Und im Internet bin ich auf einen Artikel gestoßen das man Mahngebühren
erst ab der 2. Mahnung zahlen muss kann mir da jemand weiterhelfen?

Korrekt, wenn die erste Mahnung den Verzug begründet. Tut sie hier aber nicht.

Die Versicherung und der Betrag fürs Fitnessstudio sind Dauerzahlungsverpflichtungen. Die Fälligkeit des Beitrags ist durch Vertrag eindeutig kalendarisch bestimmt.

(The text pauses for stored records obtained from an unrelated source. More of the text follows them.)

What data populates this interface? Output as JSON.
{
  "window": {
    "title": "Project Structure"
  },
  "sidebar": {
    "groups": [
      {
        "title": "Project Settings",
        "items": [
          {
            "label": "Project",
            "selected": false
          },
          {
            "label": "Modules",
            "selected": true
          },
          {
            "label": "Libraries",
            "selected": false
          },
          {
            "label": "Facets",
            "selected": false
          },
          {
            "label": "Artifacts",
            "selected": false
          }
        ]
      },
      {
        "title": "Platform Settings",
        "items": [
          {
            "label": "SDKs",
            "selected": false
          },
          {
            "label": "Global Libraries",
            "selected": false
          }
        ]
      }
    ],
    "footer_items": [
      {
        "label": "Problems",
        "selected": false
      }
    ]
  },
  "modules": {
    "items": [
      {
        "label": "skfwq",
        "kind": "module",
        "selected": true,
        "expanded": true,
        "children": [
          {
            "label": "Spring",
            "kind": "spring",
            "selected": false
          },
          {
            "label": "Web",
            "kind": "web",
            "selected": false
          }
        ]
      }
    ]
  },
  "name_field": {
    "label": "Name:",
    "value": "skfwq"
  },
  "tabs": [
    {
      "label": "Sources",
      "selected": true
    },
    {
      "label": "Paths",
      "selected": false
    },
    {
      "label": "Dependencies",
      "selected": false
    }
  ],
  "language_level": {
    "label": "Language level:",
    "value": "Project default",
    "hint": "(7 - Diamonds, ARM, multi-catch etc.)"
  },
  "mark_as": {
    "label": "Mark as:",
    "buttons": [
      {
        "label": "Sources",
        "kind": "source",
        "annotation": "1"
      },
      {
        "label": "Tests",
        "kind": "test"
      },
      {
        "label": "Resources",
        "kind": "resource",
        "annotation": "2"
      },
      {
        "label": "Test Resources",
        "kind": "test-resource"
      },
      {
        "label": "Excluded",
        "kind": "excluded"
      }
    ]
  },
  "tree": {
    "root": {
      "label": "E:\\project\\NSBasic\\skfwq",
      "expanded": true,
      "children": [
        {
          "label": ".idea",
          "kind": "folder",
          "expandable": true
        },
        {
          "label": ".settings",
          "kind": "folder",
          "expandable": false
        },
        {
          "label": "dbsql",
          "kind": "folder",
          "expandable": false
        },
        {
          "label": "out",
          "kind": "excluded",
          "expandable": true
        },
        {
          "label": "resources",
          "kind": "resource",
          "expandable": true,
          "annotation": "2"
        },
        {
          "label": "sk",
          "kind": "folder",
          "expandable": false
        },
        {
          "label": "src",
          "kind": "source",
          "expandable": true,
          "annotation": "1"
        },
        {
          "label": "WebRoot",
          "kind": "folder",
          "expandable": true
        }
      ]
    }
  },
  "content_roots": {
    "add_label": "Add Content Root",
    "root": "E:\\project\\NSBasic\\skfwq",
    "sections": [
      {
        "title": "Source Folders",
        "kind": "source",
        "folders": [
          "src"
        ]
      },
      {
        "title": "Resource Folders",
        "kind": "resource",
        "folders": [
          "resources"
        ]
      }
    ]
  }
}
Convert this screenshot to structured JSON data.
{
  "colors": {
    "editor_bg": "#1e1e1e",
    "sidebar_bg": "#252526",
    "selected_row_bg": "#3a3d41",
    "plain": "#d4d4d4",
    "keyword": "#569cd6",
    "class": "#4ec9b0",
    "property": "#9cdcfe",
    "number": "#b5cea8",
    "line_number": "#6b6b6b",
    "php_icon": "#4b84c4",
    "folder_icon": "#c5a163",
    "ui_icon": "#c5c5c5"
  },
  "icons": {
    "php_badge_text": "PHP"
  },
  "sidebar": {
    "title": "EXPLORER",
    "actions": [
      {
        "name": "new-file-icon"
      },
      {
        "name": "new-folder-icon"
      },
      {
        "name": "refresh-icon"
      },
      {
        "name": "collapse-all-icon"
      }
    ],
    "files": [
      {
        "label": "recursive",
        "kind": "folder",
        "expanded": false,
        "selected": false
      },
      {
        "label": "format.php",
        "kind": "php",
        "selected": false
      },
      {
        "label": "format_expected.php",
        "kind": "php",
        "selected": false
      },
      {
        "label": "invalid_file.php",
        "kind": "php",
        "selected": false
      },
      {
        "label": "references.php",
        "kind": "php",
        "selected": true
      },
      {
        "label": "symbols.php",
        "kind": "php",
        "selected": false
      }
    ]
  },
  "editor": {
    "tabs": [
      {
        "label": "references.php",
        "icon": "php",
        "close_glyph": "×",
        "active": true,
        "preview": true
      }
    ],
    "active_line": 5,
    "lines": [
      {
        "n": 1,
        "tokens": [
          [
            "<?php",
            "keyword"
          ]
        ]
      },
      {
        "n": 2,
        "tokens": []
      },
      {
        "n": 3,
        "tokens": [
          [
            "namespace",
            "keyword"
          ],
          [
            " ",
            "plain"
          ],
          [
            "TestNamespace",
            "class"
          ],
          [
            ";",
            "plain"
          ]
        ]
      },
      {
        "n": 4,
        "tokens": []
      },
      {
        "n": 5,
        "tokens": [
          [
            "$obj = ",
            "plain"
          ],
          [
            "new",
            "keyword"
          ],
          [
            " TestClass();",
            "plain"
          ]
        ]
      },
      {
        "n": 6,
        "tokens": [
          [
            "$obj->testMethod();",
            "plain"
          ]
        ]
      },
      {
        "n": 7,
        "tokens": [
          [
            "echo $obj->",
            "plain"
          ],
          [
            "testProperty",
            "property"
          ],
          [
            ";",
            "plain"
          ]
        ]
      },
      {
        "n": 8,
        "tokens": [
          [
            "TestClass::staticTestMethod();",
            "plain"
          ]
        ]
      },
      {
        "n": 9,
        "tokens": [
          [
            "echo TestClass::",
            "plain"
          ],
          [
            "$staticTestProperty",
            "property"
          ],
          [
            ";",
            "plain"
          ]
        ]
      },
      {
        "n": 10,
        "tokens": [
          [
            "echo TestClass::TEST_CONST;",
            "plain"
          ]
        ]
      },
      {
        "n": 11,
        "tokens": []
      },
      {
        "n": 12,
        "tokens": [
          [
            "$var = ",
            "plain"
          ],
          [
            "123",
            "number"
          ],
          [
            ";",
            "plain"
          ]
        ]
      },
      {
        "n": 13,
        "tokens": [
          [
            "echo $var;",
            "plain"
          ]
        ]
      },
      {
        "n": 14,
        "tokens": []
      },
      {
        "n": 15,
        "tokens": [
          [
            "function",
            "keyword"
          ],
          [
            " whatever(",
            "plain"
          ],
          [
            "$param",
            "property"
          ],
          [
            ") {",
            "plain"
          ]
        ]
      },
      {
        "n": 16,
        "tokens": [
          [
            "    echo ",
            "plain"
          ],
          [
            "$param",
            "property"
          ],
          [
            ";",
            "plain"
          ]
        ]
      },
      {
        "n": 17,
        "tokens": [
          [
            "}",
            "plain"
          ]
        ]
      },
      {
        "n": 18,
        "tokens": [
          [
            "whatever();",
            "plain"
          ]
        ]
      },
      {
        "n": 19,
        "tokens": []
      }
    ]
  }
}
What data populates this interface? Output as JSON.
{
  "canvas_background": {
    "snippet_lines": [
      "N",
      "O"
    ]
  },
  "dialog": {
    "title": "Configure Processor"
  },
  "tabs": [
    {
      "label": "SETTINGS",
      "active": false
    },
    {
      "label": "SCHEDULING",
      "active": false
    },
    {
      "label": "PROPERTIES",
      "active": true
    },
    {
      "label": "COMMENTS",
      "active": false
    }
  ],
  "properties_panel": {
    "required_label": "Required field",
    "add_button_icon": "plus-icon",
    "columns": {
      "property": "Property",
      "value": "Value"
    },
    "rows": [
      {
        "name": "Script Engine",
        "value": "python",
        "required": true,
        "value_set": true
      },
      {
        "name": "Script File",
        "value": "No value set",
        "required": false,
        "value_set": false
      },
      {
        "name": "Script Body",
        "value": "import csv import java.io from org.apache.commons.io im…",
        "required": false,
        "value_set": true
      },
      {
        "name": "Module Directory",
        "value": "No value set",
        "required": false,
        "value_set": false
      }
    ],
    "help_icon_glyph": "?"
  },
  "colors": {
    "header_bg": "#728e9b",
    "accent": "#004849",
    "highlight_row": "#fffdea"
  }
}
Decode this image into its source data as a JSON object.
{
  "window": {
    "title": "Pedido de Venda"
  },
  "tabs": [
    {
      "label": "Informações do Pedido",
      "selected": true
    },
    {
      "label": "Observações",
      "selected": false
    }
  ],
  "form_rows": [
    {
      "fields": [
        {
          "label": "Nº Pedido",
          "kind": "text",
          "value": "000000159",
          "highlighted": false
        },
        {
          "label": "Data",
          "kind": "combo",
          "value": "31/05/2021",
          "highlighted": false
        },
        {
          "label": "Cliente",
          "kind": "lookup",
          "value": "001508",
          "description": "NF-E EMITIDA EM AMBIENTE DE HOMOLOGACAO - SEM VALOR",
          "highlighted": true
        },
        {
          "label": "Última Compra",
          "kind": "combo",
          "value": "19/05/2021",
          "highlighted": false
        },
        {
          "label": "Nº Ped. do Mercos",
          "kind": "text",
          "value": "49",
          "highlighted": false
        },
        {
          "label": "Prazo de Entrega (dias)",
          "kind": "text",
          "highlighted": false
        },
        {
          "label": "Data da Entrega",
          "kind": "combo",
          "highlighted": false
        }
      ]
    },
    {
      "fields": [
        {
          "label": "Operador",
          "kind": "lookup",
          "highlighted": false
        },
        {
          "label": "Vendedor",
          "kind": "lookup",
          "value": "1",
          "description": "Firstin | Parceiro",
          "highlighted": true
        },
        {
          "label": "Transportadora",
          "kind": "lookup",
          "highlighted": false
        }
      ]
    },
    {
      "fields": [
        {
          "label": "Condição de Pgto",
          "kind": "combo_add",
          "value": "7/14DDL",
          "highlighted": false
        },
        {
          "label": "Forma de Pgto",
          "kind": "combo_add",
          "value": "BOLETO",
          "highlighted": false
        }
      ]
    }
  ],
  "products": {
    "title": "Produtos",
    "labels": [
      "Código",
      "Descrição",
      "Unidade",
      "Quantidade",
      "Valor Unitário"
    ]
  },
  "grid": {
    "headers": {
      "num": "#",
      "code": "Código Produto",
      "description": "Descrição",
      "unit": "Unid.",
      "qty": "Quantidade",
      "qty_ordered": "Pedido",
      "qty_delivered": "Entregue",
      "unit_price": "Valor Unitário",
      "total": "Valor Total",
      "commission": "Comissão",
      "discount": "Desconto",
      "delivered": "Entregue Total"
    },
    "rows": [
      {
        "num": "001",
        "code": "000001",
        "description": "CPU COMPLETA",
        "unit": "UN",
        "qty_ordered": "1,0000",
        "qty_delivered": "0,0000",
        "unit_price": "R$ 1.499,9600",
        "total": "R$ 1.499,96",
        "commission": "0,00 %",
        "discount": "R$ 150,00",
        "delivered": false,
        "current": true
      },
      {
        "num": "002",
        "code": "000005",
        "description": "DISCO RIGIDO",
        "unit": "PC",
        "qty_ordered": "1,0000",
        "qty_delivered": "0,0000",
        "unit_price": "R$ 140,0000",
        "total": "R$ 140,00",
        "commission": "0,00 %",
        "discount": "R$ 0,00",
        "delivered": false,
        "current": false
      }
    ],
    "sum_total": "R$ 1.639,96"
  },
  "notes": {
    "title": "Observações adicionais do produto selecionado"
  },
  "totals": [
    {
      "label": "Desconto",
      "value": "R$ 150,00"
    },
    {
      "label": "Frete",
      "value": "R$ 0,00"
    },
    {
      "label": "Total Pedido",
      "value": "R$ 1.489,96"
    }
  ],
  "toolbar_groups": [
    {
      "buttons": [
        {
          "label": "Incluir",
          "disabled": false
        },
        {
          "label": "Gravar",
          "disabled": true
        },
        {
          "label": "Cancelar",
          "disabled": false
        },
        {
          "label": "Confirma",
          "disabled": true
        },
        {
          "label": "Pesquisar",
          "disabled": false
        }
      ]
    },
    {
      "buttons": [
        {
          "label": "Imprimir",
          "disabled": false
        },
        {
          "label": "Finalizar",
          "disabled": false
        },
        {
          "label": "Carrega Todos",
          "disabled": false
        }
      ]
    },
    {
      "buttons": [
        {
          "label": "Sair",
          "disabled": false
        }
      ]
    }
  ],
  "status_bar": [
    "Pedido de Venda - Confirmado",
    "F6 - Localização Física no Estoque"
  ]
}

Daher kommst du durch eine Rücklastschrift automatisch in Verzug ohne dass es einer Mahnung bedarf.

Demnach schuldest du den Verzugsschaden dem Grunde nach.

Nun zur Höhe:

  • Bei einer Mahnung dürfen Papier, Porto und Tinte/Toner in Rechnung gestellt werden. Alternativ möglich ist eine angemessene Pauschale
  • Diese Pauschale hängt ein wenig von den Gerichten ab, welche diese als angemessen ansehen. Mehr als 2,50 € pro Brief sind aber kaum durchsetzbar.
  • Für elektronische Mahnungen sind mehr als 0,01 € nicht angemessen.
  • Sicher, dass es sich ausschließlich um Mahngebühren handelt? Rücklastschriftkosten sind auch Verzugsschaden. Den hast du ebenfalls zu ersetzen. Hier wären maximal 5-6,- € statthaft.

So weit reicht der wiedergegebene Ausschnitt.